Strothman was aided in his long story-writing process by Thurmon King, a Sackett historian. All Abenaki language used in the book was “carefully reviewed” by ethnohistorian John Moody at the Winter Center for Indigenous Studies in Norwich, Vt., and Hanover, N.H.

Finding detailed information on the life of Sackett, not to mention his mother (Elizabeth Sackett) herself, was difficult due to the small number of references to either Sackett in historical texts.

“There is only one brief reference to this Sackett as the namesake of the brook (there are no other early Sacketts in Putney), hidden in the Kathan text,” he said.

Few references to Sackett exist, “some buried in French Canadian history texts, others in Abenaki oral history,” Strothman said.

“The Westfield history tidbit is also very old and isolated, previously forgotten except by present-day Sackett family members, and there’s only one specific reference to Sackett in better known American colonial history,” said Strothman, who spoke at a Sackett family reunion in September.

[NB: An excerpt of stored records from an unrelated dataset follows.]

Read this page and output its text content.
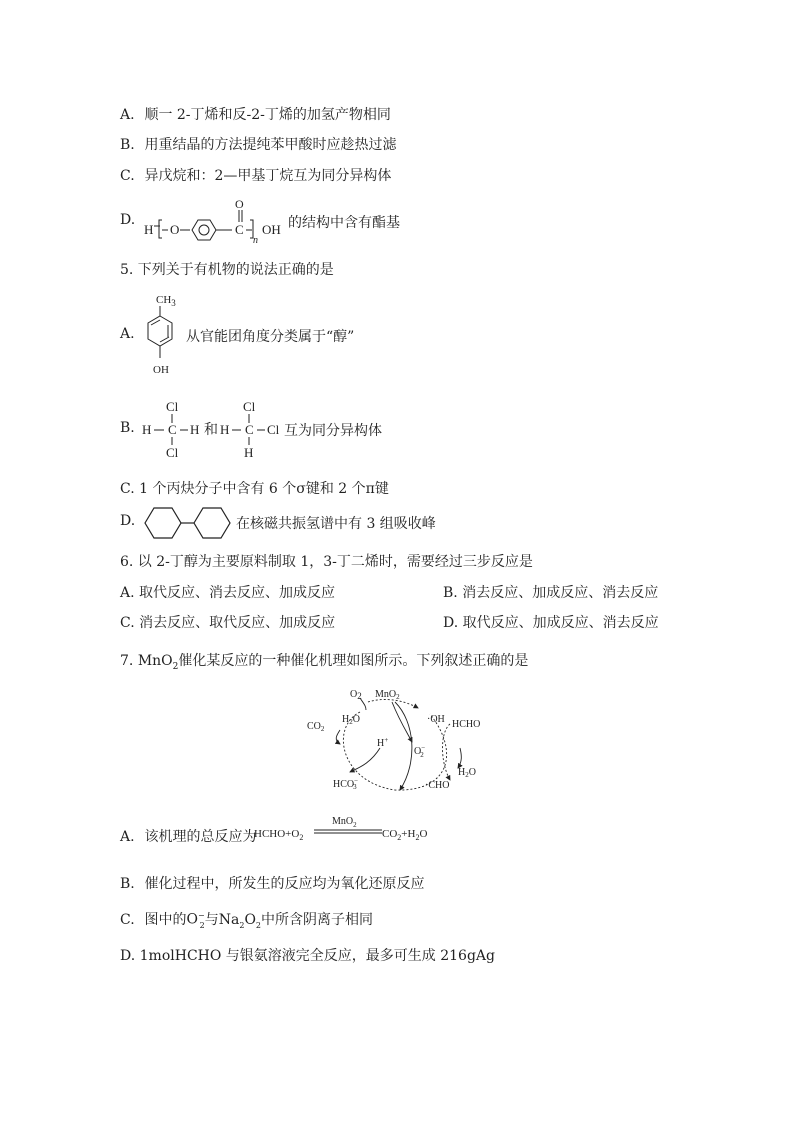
A. 顺一 2-丁烯和反-2-丁烯的加氢产物相同
B. 用重结晶的方法提纯苯甲酸时应趁热过滤
C. 异戊烷和：2—甲基丁烷互为同分异构体
D.
H O	C
O
n
OH 的结构中含有酯基
5. 下列关于有机物的说法正确的是
A.
$CH_3$
OH
从官能团角度分类属于“醇”
B.
Cl
H C H
Cl
和
Cl
H C Cl
H
互为同分异构体
C. 1 个丙炔分子中含有 6 个σ键和 2 个π键
D.	在核磁共振氢谱中有 3 组吸收峰
6. 以 2-丁醇为主要原料制取 1，3-丁二烯时，需要经过三步反应是
A. 取代反应、消去反应、加成反应	B. 消去反应、加成反应、消去反应
C. 消去反应、取代反应、加成反应	D. 取代反应、加成反应、消去反应
7. MnO$_2$催化某反应的一种催化机理如图所示。下列叙述正确的是
O2 MnO$_2$
$H_2O$	·OH HCHO
$CO_2$
H+
O− 2
$H_2O$
HCO− 3	·CHO
A. 该机理的总反应为
$HCHO+O_2$
MnO$_2$
$CO_2+H_2O$
B. 催化过程中，所发生的反应均为氧化还原反应
C. 图中的$O^-_2$与$Na_2O_2$中所含阴离子相同
D. 1molHCHO 与银氨溶液完全反应，最多可生成 216gAg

Despite the lack of information on Elizabeth Sackett herself, the abduction and subsequent assimilation into a native tribe was not uncommon for children of Puritan settlers, he said.

“Elizabeth Sackett’s story is fairly typical. There were many abductions, and a common intent among embattled Algonquin people [was] to use this method both to terrorize these Colonial invaders and add to [Native] population,” he said.

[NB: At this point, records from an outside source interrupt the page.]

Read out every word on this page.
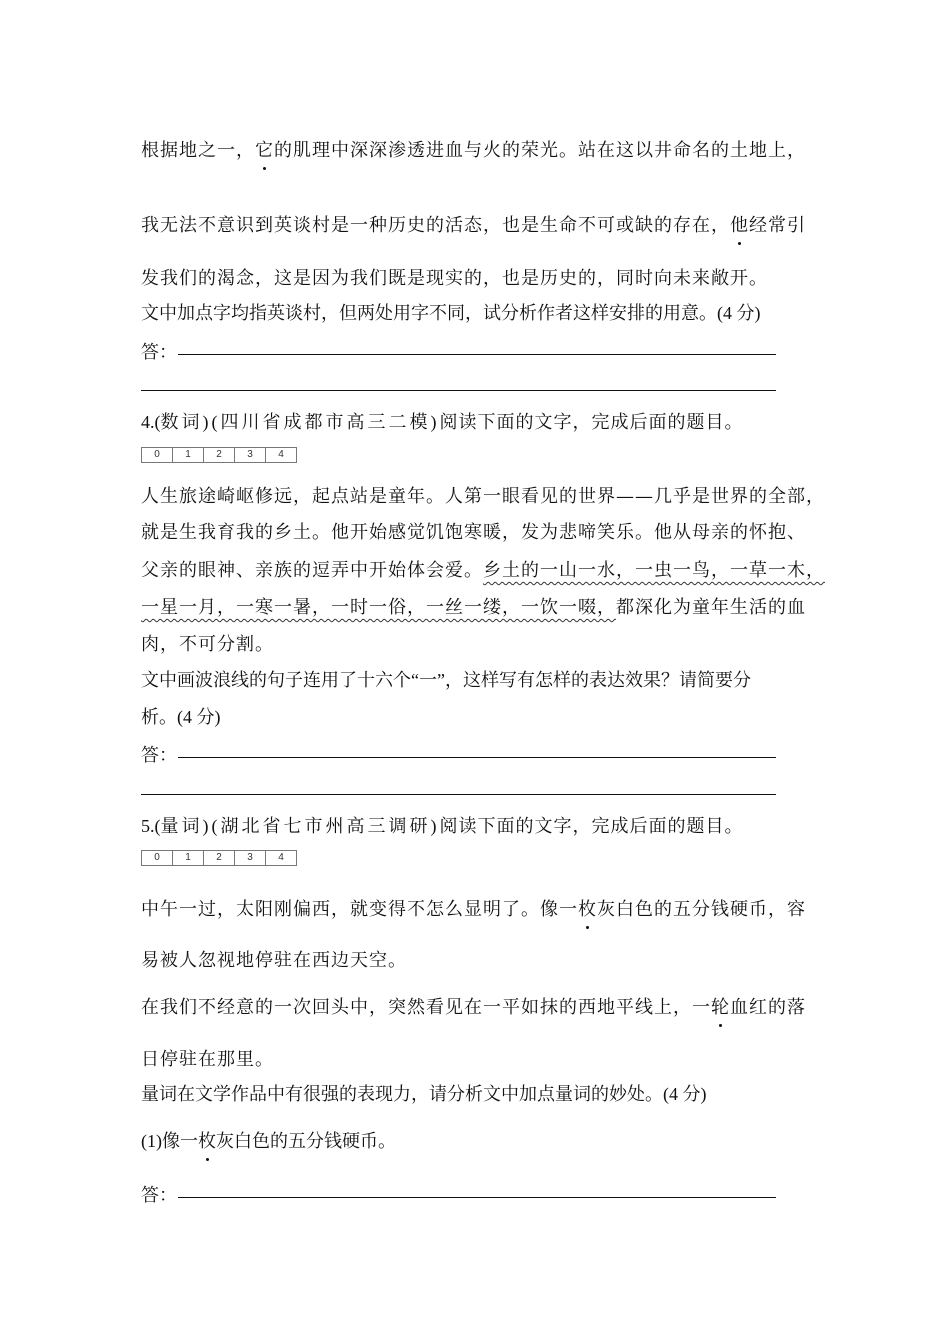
根据地之一，它的肌理中深深渗透进血与火的荣光。站在这以井命名的土地上，
我无法不意识到英谈村是一种历史的活态，也是生命不可或缺的存在，他经常引
发我们的渴念，这是因为我们既是现实的，也是历史的，同时向未来敞开。
文中加点字均指英谈村，但两处用字不同，试分析作者这样安排的用意。(4 分)
答：
4.(数词)(四川省成都市高三二模)阅读下面的文字，完成后面的题目。
0	1	2	3	4
人生旅途崎岖修远，起点站是童年。人第一眼看见的世界——几乎是世界的全部，
就是生我育我的乡土。他开始感觉饥饱寒暖，发为悲啼笑乐。他从母亲的怀抱、
父亲的眼神、亲族的逗弄中开始体会爱。乡土的一山一水，一虫一鸟，一草一木，
一星一月，一寒一暑，一时一俗，一丝一缕，一饮一啜，都深化为童年生活的血
肉，不可分割。
文中画波浪线的句子连用了十六个“一”，这样写有怎样的表达效果？请简要分
析。(4 分)
答：
5.(量词)(湖北省七市州高三调研)阅读下面的文字，完成后面的题目。
0	1	2	3	4
中午一过，太阳刚偏西，就变得不怎么显明了。像一枚灰白色的五分钱硬币，容
易被人忽视地停驻在西边天空。
在我们不经意的一次回头中，突然看见在一平如抹的西地平线上，一轮血红的落
日停驻在那里。
量词在文学作品中有很强的表现力，请分析文中加点量词的妙处。(4 分)
(1)像一枚灰白色的五分钱硬币。
答：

The attrition in the native population was approximately 90 percent in all of North and South America by this time, and many abducted colonists, especially children, “went native,” Strothman said.

“For some [abductees], the culture was much more relaxed and attractive than, for example, Puritan culture, and even some adults chose to make this shift,” he added.

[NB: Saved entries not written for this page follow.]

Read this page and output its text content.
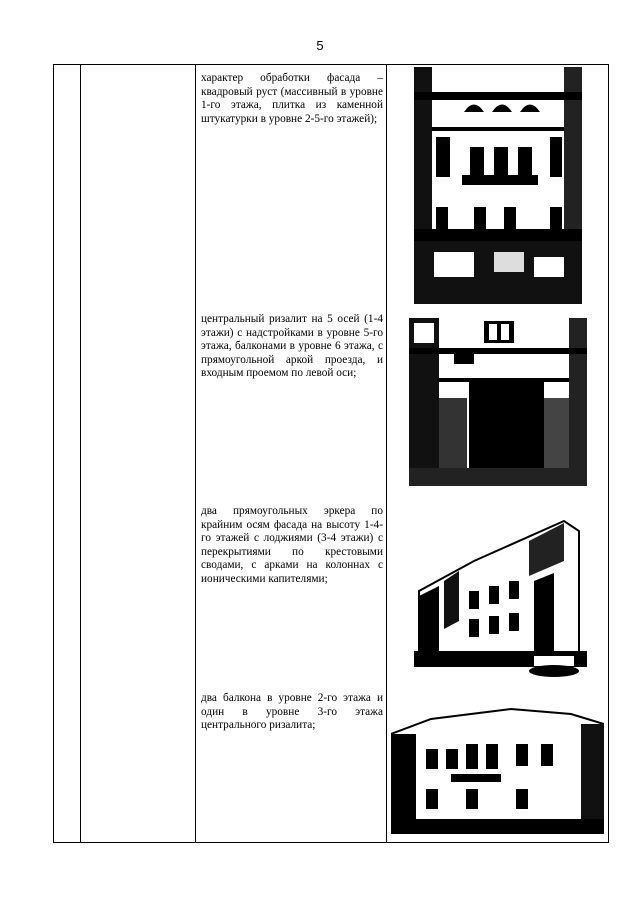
5
характер обработки фасада – квадровый руст (массивный в уровне 1-го этажа, плитка из каменной штукатурки в уровне 2-5-го этажей);
центральный ризалит на 5 осей (1-4 этажи) с надстройками в уровне 5-го этажа, балконами в уровне 6 этажа, с прямоугольной аркой проезда, и входным проемом по левой оси;
два прямоугольных эркера по крайним осям фасада на высоту 1-4-го этажей с лоджиями (3-4 этажи) с перекрытиями по крестовыми сводами, с арками на колоннах с ионическими капителями;
два балкона в уровне 2-го этажа и один в уровне 3-го этажа центрального ризалита;
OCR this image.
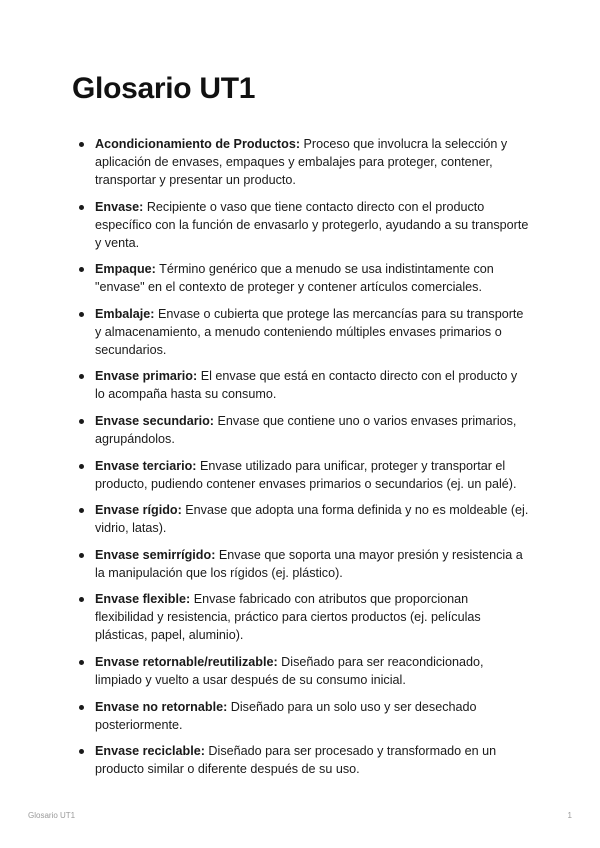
Glosario UT1
Acondicionamiento de Productos: Proceso que involucra la selección y aplicación de envases, empaques y embalajes para proteger, contener, transportar y presentar un producto.
Envase: Recipiente o vaso que tiene contacto directo con el producto específico con la función de envasarlo y protegerlo, ayudando a su transporte y venta.
Empaque: Término genérico que a menudo se usa indistintamente con "envase" en el contexto de proteger y contener artículos comerciales.
Embalaje: Envase o cubierta que protege las mercancías para su transporte y almacenamiento, a menudo conteniendo múltiples envases primarios o secundarios.
Envase primario: El envase que está en contacto directo con el producto y lo acompaña hasta su consumo.
Envase secundario: Envase que contiene uno o varios envases primarios, agrupándolos.
Envase terciario: Envase utilizado para unificar, proteger y transportar el producto, pudiendo contener envases primarios o secundarios (ej. un palé).
Envase rígido: Envase que adopta una forma definida y no es moldeable (ej. vidrio, latas).
Envase semirrígido: Envase que soporta una mayor presión y resistencia a la manipulación que los rígidos (ej. plástico).
Envase flexible: Envase fabricado con atributos que proporcionan flexibilidad y resistencia, práctico para ciertos productos (ej. películas plásticas, papel, aluminio).
Envase retornable/reutilizable: Diseñado para ser reacondicionado, limpiado y vuelto a usar después de su consumo inicial.
Envase no retornable: Diseñado para un solo uso y ser desechado posteriormente.
Envase reciclable: Diseñado para ser procesado y transformado en un producto similar o diferente después de su uso.
Glosario UT1	1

Strothman says he wants readers to know not only Elizabeth Sackett’s story, but also the history of Putney’s brook and how the land — and the native people in it — were changed by the “environmental devastation” wrought by the settlers.

“I want people to know that they were really here, with established villages in Westfield (Woronoco), Northfield (Squakheag), Vernon (Fort Hill), and Newbury (Cowass), just to name a few,” he said.

“The settlers wrought environmental devastation on the region, clear-cutting forests for land management, damming fish streams, and ultimately blocking the entire Connecticut River itself (in Turners Falls, Mass., in 1798),” Strothman continued.

Consequently, he said, the settlers stopped “the huge salmon and shad runs forever,” affecting both Turners Falls, Mass., and Bellows Falls, which he described as “hugely important fishing locations for Abenaki people.”

Strothman is currently working on two new projects: one about adolescent counterculture in the seventies and eighties, and another about institutionalized patients in the 1900s.

“I would like to write a novel about adolescent counterculture in the 1970s and 1980s, and also one about people with disabilities who, having grown up in horrible institutions through the 1900s, break out of group homes with the help of sympathetic employees,” he said.

“I have experience with both these topics,” Strothman said. “I have not started either novel as yet.”